Just to clarify, I have been part of the problem, because who has two thumbs and is guilty of trying to shout the best argument the loudest on social media? This gal.

Those of us who tend to be most vocal about politics are doing a great job of being the 3-year-old. We are all very good at shouting our arguments at the other side, sure that with the right application of argument, appeal and reliable sources that we will effectively convert “them” to our way of thinking.

But it is that very idea of “conversion” that makes our position so counterproductive.

Shouting at someone all of the articulate reasons they are wrong will not change any minds.

So here is a new approach for anyone who has ever complained that “there is no common ground”:

Speaking from the left, find a conservative friend and ask them a question. Not a question that implies everything they think is already flawed like, “Why can’t you see what he’s doing is terrible?” or “Don’t you understand what this will do to minorities?” These queries are phrased in a condescending, self-righteous style of assumed truth and require that every answer will be a defensive response.

Ask a truly open-ended question. And then, this is the hardest part, silently listen to the answer. If it is too hard to come up with one off the top of your head, here is one that has been working for me this week:

“What do you value most about Trump as president so far?”

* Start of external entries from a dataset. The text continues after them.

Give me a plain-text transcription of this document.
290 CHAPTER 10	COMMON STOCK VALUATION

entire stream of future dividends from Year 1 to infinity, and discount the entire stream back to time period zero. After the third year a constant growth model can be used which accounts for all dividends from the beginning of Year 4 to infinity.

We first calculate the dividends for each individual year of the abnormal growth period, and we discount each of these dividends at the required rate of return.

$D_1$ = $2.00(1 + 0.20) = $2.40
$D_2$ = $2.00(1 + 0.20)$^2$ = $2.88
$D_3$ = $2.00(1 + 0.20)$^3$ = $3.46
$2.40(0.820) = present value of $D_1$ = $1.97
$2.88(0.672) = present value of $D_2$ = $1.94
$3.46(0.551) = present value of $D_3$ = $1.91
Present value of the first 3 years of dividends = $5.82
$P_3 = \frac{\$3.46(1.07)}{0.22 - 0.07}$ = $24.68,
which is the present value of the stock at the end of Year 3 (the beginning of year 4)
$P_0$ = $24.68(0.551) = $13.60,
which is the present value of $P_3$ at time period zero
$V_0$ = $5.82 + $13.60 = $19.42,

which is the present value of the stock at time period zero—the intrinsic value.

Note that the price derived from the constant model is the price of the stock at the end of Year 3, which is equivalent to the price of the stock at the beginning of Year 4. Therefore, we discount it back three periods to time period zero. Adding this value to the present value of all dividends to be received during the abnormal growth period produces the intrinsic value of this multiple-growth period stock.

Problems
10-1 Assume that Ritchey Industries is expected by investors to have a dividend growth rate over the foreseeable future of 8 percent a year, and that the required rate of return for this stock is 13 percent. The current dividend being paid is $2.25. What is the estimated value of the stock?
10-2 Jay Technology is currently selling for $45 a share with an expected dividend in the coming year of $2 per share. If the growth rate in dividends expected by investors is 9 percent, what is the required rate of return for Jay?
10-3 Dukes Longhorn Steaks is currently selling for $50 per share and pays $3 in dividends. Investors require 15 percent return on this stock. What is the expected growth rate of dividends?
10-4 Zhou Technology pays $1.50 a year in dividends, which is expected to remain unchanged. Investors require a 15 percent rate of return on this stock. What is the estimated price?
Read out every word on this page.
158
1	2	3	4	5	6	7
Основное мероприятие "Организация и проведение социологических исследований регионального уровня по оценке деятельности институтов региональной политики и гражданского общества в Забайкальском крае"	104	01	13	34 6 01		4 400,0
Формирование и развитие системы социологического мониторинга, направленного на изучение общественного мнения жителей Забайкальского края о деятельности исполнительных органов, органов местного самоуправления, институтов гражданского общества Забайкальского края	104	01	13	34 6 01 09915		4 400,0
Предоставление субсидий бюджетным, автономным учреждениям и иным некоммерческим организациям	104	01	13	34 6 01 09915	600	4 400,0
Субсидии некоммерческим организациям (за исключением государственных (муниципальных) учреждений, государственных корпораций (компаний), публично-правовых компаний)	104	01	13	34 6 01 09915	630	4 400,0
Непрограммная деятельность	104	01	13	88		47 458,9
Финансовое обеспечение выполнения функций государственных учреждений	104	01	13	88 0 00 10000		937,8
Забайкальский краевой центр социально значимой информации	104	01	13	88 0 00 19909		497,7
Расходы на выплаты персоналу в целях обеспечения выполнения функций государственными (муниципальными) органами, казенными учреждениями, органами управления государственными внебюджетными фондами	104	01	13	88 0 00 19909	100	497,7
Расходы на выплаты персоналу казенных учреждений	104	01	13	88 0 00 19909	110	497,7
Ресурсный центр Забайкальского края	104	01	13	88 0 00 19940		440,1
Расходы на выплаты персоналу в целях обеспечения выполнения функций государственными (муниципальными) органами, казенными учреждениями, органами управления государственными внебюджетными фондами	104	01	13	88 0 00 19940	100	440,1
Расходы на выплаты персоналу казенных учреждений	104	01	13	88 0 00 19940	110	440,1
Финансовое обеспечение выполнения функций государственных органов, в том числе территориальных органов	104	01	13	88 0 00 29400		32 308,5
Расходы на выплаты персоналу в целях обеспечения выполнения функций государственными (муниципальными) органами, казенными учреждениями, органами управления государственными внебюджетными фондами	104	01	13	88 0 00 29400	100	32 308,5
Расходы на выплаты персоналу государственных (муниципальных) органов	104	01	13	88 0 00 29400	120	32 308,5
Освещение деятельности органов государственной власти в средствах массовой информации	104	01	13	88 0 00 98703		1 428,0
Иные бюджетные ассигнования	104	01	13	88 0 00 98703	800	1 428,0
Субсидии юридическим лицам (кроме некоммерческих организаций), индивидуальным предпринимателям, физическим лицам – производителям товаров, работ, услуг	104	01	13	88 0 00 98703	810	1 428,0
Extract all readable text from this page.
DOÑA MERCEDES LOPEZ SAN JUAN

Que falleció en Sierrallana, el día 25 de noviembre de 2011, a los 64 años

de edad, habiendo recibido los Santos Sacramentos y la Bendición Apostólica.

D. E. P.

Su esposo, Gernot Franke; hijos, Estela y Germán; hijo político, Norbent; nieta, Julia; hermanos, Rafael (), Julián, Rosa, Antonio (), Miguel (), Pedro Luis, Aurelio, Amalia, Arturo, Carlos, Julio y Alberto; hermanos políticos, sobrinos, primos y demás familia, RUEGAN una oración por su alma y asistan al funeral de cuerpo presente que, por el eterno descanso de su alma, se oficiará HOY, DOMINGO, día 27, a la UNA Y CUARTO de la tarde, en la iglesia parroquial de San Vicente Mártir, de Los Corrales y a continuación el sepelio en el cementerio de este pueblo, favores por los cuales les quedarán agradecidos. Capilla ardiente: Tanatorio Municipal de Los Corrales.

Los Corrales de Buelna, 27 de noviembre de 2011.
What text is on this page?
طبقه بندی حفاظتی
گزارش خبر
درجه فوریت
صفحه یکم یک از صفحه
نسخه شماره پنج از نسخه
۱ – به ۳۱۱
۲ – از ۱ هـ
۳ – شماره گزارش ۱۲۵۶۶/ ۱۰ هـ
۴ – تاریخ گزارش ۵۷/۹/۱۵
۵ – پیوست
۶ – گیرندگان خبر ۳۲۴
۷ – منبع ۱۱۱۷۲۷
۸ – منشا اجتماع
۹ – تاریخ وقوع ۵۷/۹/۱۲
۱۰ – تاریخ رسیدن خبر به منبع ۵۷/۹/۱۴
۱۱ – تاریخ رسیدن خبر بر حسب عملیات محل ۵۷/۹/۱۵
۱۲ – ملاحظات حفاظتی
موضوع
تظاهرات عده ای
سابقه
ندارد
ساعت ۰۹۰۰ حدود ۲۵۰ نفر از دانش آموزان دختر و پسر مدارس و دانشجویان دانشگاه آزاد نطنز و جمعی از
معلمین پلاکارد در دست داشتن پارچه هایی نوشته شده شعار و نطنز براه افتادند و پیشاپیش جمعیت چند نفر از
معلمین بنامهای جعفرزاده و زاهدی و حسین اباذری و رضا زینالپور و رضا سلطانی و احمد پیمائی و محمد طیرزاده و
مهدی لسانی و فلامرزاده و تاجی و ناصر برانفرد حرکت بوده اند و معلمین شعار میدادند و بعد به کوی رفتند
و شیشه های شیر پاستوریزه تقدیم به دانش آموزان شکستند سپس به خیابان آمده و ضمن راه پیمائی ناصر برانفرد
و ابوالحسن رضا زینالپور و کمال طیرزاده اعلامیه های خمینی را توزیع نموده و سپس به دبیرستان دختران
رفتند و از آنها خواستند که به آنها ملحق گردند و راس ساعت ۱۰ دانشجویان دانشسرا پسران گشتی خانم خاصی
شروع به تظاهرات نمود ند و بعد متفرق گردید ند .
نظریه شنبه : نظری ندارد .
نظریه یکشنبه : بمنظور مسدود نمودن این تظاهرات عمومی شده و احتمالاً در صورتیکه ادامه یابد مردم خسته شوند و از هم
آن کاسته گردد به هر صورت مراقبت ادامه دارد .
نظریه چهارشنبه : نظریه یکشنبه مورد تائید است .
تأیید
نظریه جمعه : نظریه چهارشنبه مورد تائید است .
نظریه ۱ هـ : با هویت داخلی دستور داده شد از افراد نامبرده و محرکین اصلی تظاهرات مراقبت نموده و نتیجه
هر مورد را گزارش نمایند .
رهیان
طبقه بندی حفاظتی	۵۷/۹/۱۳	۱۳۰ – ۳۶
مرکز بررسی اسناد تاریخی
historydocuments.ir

Don’t cringe, it’s a valid question. Asking them what they value gives them the respect and space to respond honestly. Ask it sincerely from a desire to understand more. Then let me review the second part, which, for me especially, is the hardest one: Shut up and listen.

What your friends and neighbors have to say will surprise you. Listen the whole time without simply plotting your counterarguments. Remind yourself that their response is coming from a place of sincerity as deep as yours.

Some readers may be squirming at this point, afraid that what I am advocating is silence about issues that matter deeply to them. This is not the case. By all means, keep calling representatives, organize and attend peaceful protests to make your voice heard.

But direct your voice at those who make these choices. Stop viewing every Facebook argument as a chance to bring back the Spanish Inquisition — where those around you must convert to your beliefs or perish (as your friend). This only deepens the divide and accomplishes nothing.

To listen and absorb the perspective of someone else does not threaten any causes. It does not require you compromise your values. It does, however, allow you the opportunity to pause, and potentially re-evaluate. And it will definitely surprise you.

Just look at what happened to the land sale bill from Rep. Jason Chaffetz, R-Utah. With the common ground being our love of public lands, it never even made it to the House floor.

So the next time we pay lip service to finding common, but then complain that, “It’s not here. I’m sure of it!” we need to back and look again. To ask and listen and not just wait for our turn to start shouting.

Lindsay DeFrates lives in Carbondale and her column appears on the first Tuesday of every month.